Seja como for, os mais adultos chegaram-se logo à frente para criticarem a apatia, que sentem ser a lacuna mais grave nos jovens. Mas serão os jovens tão diferentes dos seus pais na forma como, ao mesmo tempo que se sentem apáticos, afirmam a sua felicidade?

Já agora, o que tornará os jovens tão indiferentes às causas sociais (é esse o resultado da apatia, não é?): a “crise dos valores”? A demagogia e o populismo da maior parte dos políticos? A forma distanciada com que a Igreja fala para eles? O expansionismo da ganância e da vaidade que lhes alimenta uma ideia de “lucro fácil” da vida que, afinal, não corresponde aquilo que eles sentem que lhes “vendem”. Ou o conformismo dos seus pais, que parecem ter “empacotado” todas as suas características adolescentes mais saudáveis e, agora, se resumem a resmungar, como se nenhum dos seus sonhos tivesse amanhã? Eu acredito que se os pais fossem diferentes os adolescentes não seriam tão apáticos! Por outras palavras, como podem os adolescentes ter fé, ter esperança ou acreditar, simplesmente, se aqueles em quem acreditam desistiram de acreditar? Em si próprios. Nas pessoas. No mundo. E, até, naquilo que os filhos serão capazes de vir a fazer?

O mais grave será, no entanto, esta ideia utilitária da felicidade. Do género: “Se tenho tudo aquilo de que preciso, logo... sou feliz” que parece iludir os adolescentes. Será a felicidade um estado acomodado ou, antes, uma ideia, inquieta e acutilante? Será que é a felicidade que deve vir ao nosso encontro ou terão de ser eles a trabalhar para ela? Não pensarão eles que a felicidade é um presente muito mais do que uma conquista?

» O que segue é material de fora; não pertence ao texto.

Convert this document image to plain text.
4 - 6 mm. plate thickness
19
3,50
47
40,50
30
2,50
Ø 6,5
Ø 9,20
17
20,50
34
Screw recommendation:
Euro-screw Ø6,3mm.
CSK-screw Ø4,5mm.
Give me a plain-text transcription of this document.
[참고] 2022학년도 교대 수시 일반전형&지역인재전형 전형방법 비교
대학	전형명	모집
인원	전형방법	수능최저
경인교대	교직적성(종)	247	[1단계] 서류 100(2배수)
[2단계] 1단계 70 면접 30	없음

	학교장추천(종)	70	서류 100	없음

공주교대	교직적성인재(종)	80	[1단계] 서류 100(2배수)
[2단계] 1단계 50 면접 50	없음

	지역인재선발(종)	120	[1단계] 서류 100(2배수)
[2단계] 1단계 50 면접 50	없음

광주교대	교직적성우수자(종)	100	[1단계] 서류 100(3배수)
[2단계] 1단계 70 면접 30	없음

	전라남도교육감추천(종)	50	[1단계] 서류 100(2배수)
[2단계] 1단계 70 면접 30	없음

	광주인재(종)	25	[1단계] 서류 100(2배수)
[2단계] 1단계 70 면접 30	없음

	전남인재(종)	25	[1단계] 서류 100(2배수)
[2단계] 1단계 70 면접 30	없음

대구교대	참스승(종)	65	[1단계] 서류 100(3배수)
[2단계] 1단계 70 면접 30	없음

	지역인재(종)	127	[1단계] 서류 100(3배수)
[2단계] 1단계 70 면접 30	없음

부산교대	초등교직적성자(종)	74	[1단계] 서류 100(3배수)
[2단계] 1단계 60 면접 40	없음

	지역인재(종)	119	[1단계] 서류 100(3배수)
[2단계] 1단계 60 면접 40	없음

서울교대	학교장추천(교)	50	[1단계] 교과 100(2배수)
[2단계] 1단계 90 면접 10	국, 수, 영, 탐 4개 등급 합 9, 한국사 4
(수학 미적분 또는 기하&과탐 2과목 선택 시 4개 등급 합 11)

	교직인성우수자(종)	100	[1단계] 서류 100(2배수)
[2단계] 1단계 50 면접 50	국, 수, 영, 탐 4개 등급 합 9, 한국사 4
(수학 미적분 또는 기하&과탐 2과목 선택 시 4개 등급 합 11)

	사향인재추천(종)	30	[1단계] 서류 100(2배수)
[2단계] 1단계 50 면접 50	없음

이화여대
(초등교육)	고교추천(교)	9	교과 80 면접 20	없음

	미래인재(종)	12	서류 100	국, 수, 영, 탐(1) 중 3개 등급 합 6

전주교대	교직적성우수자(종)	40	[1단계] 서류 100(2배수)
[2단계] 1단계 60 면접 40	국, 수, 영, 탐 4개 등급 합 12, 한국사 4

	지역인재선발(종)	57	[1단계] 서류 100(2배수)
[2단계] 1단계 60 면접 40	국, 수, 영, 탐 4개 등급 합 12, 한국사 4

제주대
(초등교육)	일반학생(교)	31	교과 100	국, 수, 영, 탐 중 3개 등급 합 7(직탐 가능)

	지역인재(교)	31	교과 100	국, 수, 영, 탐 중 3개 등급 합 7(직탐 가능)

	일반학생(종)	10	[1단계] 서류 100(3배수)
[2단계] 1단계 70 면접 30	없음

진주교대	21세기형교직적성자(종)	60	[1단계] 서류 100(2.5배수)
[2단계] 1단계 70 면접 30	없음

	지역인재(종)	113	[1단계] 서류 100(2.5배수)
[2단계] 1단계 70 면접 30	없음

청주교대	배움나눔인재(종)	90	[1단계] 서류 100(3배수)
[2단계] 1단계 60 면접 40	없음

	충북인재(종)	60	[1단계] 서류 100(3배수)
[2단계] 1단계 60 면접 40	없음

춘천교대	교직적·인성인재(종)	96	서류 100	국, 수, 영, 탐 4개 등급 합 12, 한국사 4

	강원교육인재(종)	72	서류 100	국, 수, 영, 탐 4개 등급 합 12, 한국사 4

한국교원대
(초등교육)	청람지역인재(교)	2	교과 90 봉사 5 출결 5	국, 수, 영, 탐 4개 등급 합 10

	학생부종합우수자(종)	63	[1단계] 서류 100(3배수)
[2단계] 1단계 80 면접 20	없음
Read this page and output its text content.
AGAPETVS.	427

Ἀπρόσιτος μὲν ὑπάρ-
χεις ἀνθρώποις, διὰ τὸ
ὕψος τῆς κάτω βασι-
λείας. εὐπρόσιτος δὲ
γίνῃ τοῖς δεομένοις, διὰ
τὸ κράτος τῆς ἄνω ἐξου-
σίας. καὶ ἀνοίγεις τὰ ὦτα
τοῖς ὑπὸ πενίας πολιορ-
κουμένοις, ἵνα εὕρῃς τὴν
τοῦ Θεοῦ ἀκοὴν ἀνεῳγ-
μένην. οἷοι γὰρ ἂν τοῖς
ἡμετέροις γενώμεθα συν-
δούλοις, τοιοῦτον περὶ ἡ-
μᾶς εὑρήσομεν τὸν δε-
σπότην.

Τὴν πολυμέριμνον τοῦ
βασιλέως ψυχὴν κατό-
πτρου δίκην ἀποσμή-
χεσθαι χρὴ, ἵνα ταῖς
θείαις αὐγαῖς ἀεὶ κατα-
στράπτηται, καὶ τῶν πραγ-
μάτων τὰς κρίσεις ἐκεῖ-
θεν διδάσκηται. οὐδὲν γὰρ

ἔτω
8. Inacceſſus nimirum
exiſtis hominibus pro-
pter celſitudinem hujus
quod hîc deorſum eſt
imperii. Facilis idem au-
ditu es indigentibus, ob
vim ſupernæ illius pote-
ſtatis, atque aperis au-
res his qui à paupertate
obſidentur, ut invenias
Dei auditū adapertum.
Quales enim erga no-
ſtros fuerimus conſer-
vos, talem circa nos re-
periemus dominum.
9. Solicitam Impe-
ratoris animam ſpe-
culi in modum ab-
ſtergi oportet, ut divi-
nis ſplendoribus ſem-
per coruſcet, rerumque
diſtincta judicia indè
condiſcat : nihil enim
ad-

E, ao repetirem que “a vida é sofrimento”, não será que os pais que lhes dão a entender que, quando muito, ser feliz é o contrário de estar a sofrer? E não estaremos todos a alimentar uma ideia de felicidade do género “one man show”, como se fosse possível ser-se feliz sozinho quando, na verdade nada é assim?

Talvez não seja uma questão de mentirem. Não! É a ideia de felicidade - virtual - que lhes dá azar.


* Conclusões do Health Behaviour in School-Aged Children 2018, financiado pela Organização Mundial da Saúde, que em Portugal é levado a cabo, desde 1996, pela equipa Aventura Social da Faculdade de Motricidade Humana, (muito bem) liderada pela Margarida Gaspar de Matos.